Furthermore, this automatic isolation feature helps security teams. Specifically, it gives them more time to fix the problem. Additionally, the isolated computer can still talk to the Defender service for monitoring. Importantly, this new protection is currently in a preview stage.
| Feature | Release Status / Timeline | Key Details |
|---|---|---|
| Automatic Device Isolation | In Preview (as of May 2026) | Automatically isolates compromised end-user workstations to prevent lateral movement. Device retains connectivity to Defender for Endpoint for monitoring. Security operators can manually release devices. |
| Manual Containment for Unmanaged Devices | Announced June 20 |
Microsoft Defender Automatic Endpoint Isolation
Notably, Microsoft Defender now offers automatic isolation for hacked endpoints. In addition, this feature aims to block lateral movement by attackers. Consequently, it cuts off the compromised device from the network. Therefore, everyone gains more time for security teams to respond.

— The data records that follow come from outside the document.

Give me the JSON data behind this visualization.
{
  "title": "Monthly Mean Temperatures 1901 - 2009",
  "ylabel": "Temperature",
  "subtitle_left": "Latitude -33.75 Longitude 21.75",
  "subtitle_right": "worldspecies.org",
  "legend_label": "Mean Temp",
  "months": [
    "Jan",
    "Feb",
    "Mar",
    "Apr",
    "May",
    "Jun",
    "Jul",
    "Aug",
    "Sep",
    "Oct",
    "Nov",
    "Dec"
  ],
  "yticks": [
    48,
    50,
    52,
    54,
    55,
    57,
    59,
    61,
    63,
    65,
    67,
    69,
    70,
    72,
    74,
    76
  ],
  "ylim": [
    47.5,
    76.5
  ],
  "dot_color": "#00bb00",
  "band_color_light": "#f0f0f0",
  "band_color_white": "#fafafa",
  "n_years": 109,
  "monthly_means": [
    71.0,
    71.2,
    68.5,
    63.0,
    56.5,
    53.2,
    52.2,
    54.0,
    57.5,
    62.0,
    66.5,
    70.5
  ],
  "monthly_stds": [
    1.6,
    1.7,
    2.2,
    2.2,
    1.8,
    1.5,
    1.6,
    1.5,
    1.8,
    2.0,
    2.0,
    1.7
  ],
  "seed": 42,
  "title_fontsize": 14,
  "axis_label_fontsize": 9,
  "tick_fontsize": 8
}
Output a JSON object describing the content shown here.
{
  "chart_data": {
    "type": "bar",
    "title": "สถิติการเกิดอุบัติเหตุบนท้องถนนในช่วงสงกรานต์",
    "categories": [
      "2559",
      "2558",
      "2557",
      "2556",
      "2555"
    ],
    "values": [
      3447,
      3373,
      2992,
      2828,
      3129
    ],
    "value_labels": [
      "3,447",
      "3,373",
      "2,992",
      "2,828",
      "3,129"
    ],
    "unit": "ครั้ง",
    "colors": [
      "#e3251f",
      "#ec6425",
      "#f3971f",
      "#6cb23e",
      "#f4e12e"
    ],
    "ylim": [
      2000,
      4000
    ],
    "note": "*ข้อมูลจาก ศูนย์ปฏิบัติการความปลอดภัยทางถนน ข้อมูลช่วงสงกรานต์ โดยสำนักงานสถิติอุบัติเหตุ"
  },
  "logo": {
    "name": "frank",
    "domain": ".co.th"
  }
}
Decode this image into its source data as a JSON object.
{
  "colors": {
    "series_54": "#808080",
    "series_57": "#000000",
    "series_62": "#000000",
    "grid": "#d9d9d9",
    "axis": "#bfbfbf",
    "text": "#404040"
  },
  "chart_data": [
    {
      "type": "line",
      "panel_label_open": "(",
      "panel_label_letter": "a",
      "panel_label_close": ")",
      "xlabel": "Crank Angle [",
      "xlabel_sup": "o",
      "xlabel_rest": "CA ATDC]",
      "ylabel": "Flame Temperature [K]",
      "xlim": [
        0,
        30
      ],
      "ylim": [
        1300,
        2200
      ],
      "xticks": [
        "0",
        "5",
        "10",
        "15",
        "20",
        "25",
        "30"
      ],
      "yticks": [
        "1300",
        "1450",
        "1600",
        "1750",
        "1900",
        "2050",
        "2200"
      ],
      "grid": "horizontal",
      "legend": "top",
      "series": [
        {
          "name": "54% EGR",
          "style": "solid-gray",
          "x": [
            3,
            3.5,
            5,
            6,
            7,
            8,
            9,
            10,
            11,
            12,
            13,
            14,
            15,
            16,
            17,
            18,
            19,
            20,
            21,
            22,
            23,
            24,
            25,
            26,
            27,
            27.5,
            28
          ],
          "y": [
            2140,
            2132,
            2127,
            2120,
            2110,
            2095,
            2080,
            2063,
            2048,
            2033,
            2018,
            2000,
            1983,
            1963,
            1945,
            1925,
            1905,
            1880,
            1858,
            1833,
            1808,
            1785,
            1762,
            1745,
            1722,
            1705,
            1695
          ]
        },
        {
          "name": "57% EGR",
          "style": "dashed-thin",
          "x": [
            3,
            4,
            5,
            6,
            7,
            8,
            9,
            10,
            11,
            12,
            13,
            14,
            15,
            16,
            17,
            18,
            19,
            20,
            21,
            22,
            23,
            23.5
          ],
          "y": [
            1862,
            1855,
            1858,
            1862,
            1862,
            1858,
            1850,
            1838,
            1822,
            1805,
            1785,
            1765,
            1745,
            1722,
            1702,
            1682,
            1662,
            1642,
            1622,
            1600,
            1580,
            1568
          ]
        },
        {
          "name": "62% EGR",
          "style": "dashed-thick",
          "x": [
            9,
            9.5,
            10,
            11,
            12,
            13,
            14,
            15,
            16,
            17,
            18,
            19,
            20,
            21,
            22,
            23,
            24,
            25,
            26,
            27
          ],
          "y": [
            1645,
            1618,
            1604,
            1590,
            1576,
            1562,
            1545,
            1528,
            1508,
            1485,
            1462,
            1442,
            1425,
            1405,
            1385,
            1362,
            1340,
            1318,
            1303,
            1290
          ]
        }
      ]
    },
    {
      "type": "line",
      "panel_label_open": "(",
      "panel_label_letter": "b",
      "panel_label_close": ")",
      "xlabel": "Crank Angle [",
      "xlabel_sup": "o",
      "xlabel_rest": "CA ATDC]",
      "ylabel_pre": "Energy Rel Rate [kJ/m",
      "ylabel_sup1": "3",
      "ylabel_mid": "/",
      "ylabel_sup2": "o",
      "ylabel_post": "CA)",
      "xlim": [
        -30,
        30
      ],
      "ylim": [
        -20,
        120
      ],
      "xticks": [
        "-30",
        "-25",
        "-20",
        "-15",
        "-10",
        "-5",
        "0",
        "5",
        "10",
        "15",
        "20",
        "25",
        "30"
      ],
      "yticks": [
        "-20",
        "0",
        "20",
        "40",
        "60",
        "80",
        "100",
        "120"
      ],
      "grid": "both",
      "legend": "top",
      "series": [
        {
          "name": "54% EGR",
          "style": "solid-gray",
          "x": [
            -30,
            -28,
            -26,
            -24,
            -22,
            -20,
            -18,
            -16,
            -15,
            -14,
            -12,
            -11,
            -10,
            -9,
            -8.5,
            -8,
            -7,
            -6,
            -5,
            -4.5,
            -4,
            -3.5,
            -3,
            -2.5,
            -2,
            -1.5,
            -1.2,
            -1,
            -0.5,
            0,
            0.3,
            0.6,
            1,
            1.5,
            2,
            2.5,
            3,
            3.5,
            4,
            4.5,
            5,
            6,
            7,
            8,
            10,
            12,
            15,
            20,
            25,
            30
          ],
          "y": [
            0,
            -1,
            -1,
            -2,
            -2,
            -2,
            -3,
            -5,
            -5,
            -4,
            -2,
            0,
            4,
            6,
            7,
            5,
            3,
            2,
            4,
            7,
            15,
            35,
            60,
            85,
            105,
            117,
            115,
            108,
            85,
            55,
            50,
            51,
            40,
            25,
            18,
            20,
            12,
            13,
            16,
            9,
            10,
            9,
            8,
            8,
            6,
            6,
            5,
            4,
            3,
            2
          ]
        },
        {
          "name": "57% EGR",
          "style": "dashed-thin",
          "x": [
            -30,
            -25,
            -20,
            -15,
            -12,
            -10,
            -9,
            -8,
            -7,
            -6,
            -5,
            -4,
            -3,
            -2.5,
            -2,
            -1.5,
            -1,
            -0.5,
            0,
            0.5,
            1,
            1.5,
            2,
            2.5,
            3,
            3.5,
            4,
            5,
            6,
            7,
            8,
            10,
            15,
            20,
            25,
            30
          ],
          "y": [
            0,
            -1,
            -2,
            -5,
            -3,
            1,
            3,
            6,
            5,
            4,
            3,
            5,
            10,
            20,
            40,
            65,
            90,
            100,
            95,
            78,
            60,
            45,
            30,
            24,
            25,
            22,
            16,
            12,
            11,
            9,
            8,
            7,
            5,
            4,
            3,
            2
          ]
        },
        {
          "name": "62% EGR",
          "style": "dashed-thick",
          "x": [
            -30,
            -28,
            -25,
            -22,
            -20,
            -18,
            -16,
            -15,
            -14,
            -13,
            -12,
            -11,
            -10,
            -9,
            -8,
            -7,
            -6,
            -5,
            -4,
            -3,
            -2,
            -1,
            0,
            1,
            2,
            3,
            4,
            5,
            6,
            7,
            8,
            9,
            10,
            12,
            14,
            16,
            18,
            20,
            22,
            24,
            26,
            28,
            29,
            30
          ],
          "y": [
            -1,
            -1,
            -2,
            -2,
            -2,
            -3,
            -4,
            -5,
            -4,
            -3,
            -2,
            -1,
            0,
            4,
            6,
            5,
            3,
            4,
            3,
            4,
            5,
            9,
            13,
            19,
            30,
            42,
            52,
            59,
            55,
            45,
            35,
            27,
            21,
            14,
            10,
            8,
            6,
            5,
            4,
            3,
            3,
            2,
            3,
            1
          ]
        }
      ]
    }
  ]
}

Containing Breaches Automatically
“Automatic isolation helps reduce the risk of further impact on the organization, limit attacker lateral movement, and prevent impacts such as data exfiltration and ransomware propagation.”
Ultimately, this represents a significant shift toward proactive, automated network defense. Consequently, it can substantially reduce the risk of attackers spreading within a network. Therefore, security teams gain critical time to respond to threats.
In summary, the feature wisely balances automation with necessary human oversight. Thus, automatic isolation should be deployed carefully to avoid disrupting legitimate work. As a result, organizations can implement a powerful, layered security strategy. Accordingly, this preview allows for valuable testing and feedback.